Question

Find the first six terms of each of the following sequences, starting with \(n=1\). $$ a_{1}=1, a_{2}=1 \text { and } a_{n+2}=a_{n}+a_{n+1} \text { for } n \geq 1 $$

Short answer

The first six terms of the sequence are 1, 1, 2, 3, 5, and 8.

Step-by-step solution

Understanding the Problem

We are given the recurrence relation for the sequence: \(a_1 = 1\), \(a_2 = 1\) and \(a_{n+2} = a_n + a_{n+1}\) for \(n \geq 1\). The task is to find the first six terms of this sequence starting from \(n = 1\).

Identify the First Two Terms

The first two terms are given directly as \(a_1 = 1\) and \(a_2 = 1\).

Calculate the Third Term

Using the recurrence relation \(a_{n+2} = a_n + a_{n+1}\), find the third term: \(a_3 = a_1 + a_2 = 1 + 1 = 2\).

Calculate the Fourth Term

Continue using the recurrence relation to find the fourth term: \(a_4 = a_2 + a_3 = 1 + 2 = 3\).

Calculate the Fifth Term

Use the recurrence relation again to find the fifth term: \(a_5 = a_3 + a_4 = 2 + 3 = 5\).

Calculate the Sixth Term

Finally, apply the recurrence relation to find the sixth term: \(a_6 = a_4 + a_5 = 3 + 5 = 8\).

Key concepts

Recurrence Relation

A recurrence relation is a way of defining a sequence of numbers using prior terms in the sequence. In mathematics, it gives us a rule or a formula to generate a sequence by repeatedly applying this rule to get subsequent terms.
Recall the Fibonacci sequence where each term after the first two is the sum of the two preceding terms. This forms a classic example of a recurrence relation: each new term depends on the two terms before it. It's like a recipe, where you need certain ingredients (previous terms) to create your next dish (term).
The relation provided here is:

• Given:
  • \(a_1 = 1\)
  • \(a_2 = 1\)
• To find: \(a_{n+2} = a_n + a_{n+1}, n \geq 1\)

This tells us once we know a few terms, we can calculate as many as we want. Each step relies on known previous values, akin to building a tower by stacking blocks one after the other. The understanding of recurrence relations is vital as it's used extensively in computer science for algorithms and complex calculations.

Sequence Terms

A sequence is an ordered list of numbers, where each number is called a term. In our problem, sequence terms are generated using the recurrence relation given. Each term is derived mathematically from the preceding ones.
To help visualize:

• The sequence starts with two known terms: \(a_1 = 1\) and \(a_2 = 1\).
• Subsequent terms are calculated using the relation \(a_{n+2} = a_n + a_{n+1}\).
• This provides the first six terms: 1, 1, 2, 3, 5, and 8.

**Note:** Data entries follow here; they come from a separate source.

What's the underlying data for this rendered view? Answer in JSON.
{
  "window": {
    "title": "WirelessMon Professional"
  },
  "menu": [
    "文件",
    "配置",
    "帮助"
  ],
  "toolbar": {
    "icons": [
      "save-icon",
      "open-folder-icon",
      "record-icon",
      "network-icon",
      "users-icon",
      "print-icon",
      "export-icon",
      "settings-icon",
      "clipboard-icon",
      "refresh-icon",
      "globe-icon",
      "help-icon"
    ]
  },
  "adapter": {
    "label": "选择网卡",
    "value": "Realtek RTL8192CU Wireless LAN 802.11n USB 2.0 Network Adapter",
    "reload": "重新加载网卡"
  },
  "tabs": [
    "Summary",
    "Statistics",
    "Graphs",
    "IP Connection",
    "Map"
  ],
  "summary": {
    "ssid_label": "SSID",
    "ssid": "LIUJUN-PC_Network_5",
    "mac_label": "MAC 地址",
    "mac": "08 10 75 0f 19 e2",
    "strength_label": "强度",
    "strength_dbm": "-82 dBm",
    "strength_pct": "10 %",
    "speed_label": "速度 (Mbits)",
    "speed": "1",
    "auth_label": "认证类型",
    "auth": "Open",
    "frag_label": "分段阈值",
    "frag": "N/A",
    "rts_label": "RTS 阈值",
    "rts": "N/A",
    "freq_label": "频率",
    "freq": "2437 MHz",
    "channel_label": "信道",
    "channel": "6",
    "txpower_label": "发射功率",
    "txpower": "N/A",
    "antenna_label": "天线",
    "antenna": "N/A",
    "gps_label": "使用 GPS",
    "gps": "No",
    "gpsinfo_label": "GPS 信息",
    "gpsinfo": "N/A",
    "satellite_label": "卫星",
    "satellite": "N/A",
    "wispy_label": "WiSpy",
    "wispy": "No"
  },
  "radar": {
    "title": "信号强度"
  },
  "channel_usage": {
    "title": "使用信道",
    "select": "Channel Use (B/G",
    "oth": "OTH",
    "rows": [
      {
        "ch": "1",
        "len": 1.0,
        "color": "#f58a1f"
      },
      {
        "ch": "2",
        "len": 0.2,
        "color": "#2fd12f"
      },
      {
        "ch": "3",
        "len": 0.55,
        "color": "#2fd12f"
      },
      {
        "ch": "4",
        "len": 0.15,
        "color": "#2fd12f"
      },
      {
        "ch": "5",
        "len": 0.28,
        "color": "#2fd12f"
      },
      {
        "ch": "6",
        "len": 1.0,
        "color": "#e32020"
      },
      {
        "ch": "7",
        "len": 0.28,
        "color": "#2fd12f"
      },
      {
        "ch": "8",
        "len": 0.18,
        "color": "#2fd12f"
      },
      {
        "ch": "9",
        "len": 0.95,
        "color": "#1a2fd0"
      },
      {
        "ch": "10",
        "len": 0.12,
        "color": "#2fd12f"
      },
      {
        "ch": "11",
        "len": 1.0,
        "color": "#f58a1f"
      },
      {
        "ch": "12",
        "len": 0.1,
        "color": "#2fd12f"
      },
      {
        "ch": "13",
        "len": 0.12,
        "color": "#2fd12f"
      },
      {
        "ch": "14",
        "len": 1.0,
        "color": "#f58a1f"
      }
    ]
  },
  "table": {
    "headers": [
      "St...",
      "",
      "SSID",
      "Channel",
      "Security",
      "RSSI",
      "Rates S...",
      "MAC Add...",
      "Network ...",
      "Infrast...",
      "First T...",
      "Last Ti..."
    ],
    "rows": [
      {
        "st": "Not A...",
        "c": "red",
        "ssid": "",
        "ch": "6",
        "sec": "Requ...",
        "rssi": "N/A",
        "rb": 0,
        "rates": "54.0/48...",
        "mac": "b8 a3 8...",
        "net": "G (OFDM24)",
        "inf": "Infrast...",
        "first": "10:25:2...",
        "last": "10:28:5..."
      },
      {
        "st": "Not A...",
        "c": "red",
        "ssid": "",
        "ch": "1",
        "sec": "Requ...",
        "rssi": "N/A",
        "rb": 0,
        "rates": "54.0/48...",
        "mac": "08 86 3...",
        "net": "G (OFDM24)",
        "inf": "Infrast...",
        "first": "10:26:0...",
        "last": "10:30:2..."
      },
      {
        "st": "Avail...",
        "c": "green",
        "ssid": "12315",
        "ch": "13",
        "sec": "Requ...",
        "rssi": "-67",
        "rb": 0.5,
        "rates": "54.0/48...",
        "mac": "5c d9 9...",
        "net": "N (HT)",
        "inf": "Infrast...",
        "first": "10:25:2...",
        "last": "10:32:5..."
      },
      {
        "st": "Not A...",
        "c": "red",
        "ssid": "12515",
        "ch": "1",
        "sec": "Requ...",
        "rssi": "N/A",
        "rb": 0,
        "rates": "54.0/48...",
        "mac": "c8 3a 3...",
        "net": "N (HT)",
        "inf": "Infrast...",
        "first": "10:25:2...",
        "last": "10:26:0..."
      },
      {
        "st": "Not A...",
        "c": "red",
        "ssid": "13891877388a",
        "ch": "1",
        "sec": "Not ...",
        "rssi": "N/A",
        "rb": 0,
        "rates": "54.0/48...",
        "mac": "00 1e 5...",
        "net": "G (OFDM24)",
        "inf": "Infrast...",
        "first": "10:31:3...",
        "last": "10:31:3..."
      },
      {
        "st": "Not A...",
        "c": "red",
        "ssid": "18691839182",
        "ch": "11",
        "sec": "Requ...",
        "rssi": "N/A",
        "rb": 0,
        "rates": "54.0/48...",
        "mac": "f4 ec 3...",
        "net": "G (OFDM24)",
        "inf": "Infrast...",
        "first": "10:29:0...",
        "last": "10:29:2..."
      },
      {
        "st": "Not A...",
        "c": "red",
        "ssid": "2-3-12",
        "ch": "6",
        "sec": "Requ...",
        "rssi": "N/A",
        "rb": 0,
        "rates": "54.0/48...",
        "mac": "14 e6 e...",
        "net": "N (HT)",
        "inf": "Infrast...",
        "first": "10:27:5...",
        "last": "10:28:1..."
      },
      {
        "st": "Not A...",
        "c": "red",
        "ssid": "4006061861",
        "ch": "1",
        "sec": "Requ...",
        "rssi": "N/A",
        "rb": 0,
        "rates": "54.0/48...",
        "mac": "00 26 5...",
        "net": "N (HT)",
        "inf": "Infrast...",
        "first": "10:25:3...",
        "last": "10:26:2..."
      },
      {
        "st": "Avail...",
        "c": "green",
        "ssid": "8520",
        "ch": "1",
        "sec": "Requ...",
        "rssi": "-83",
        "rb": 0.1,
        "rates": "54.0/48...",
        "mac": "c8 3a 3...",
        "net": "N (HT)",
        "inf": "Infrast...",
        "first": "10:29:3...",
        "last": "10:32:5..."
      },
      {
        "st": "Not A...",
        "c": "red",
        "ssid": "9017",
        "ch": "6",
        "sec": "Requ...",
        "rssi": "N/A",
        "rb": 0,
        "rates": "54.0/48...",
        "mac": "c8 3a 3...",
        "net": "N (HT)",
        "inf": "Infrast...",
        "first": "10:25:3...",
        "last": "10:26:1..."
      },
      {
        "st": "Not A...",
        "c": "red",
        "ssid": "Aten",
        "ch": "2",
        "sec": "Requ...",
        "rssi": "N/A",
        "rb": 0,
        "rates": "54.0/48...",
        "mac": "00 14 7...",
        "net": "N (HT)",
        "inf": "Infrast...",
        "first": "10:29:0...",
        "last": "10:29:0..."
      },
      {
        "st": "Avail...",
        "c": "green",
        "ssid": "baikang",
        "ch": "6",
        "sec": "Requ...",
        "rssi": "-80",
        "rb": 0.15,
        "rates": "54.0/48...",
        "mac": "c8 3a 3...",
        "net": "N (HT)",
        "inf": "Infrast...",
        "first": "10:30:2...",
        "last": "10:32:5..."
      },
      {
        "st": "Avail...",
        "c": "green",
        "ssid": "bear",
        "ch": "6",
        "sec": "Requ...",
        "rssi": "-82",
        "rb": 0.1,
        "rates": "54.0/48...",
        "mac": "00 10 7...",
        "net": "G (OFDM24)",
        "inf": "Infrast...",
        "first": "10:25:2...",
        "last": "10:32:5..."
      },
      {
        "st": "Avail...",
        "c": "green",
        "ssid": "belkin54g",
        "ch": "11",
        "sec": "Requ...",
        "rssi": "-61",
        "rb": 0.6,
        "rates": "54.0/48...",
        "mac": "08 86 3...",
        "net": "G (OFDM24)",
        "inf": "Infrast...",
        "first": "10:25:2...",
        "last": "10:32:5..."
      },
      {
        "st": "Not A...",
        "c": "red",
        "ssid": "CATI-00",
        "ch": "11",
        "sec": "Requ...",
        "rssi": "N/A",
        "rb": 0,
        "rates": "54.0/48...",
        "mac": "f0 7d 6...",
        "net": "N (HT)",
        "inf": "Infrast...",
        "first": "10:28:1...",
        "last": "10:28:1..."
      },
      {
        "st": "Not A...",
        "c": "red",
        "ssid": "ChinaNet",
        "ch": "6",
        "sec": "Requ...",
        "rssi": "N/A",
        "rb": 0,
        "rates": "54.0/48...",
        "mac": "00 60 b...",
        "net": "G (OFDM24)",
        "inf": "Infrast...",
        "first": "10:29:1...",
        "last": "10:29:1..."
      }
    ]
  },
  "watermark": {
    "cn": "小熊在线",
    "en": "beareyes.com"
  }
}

Thus, a series of numbers reveal a pattern which in this case corresponds to a famous sequence—Fibonacci. Understanding each term’s relation to its predecessors not only helps in predicting other terms but also enriches our knowledge of mathematical sequences.

Mathematical Induction

Mathematical induction is a proof technique often used to establish the truth of an infinite sequence of statements or formulae. Though the problem did not require proving the formulas by induction, understanding this method can greatly enhance comprehension in sequence-related problems.
Induction works in two core steps:

• Base Case: Verify the statement is true for the initial term (e.g., \(n = 1\)).
• Inductive Step: Assume the statement holds for some arbitrary term \(k\), and then prove it for \(k+1\).

If both the base case and the inductive step are true, we can conclude the statement is true for all natural numbers. This method is akin to climbing a ladder by taking one step at a time, ensuring each step is secure before moving to the next. Though not directly applied in finding sequence terms here, knowing induction is helpful for proving the correctness of recurrence sequences and verifying patterns.